Presidential elections are set to take place on March 31st. Although the official list of candidates is still pending publication, this vote will have the largest number of candidates ever, with 28 applications already approved. Some 850 OSCE observers are expected to monitor the vote.
– January 22nd marked the Day of Unity, the 100th anniversary of the unification of the Western Ukrainian People’s Republic and the Ukrainian People’s Republic – the two independent, albeit short-lived, interwar Ukrainian states. A traditional part of the celebration is forming human chains in cities and towns across the country.
– On January 24th Ukraine’s fugitive former president Viktor Yanukovych was found guilty in absentia of high treason and aiding in waging an aggressive war and sentenced to 13 years in prison. The defense vowed to file an appeal against the verdict, as well as to appeal to the European Court of Human Rights. Yanukovych is currently out of reach of Ukrainian law enforcement: he lives in Russia after fleeing his residence near Kyiv in February 2014 amid the Euromaidan protests. A letter from Yanukovych to Russian President Vladimir Putin asking to send Russian troops to Ukraine was considered one of the main pieces of evidence in the case.
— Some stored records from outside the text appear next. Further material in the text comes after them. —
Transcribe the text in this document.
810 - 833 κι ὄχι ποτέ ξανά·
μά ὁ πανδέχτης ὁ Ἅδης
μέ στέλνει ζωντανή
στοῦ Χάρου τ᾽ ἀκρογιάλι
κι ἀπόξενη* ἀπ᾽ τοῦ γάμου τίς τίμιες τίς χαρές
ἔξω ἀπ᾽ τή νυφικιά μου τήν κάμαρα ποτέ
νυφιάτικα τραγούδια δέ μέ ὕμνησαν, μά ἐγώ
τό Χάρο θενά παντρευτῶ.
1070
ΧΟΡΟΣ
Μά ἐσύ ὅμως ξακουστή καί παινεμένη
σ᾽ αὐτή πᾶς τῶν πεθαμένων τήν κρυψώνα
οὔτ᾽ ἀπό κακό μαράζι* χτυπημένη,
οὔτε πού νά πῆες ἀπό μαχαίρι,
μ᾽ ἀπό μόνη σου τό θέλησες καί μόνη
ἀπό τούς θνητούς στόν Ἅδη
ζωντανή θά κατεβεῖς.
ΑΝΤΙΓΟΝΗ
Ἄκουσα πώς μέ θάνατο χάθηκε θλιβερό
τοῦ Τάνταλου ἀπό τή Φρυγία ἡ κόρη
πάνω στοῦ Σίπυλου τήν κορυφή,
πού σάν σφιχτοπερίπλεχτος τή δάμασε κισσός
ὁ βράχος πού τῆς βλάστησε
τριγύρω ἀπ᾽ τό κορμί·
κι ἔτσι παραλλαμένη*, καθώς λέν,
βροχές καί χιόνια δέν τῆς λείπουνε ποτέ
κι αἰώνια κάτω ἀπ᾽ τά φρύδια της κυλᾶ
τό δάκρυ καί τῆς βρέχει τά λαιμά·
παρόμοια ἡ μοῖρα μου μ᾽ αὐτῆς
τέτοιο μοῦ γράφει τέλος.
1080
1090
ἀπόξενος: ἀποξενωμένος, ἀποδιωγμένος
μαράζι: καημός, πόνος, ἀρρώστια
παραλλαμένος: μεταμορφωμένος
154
– On January 31st Zurab Alasania was dismissed as the CEO of Ukraine’s public broadcaster Suspilne Telebachennia by the channel’s supervisory board, which provided no explanation for the decision. The board voted to sack Alasania at a closed, unscheduled meeting; this and the proximity of presidential elections prompted many to suspect political motives. Alasania is famous for airing programs that investigate corruption among Ukrainian officials and oligarchs. To protest the dismissal, Ukrainian independent journalists created a group called Initiative 34, invoking the number of the constitutional article on the freedom of speech. The group published a statement condemning the sacking of Alasania.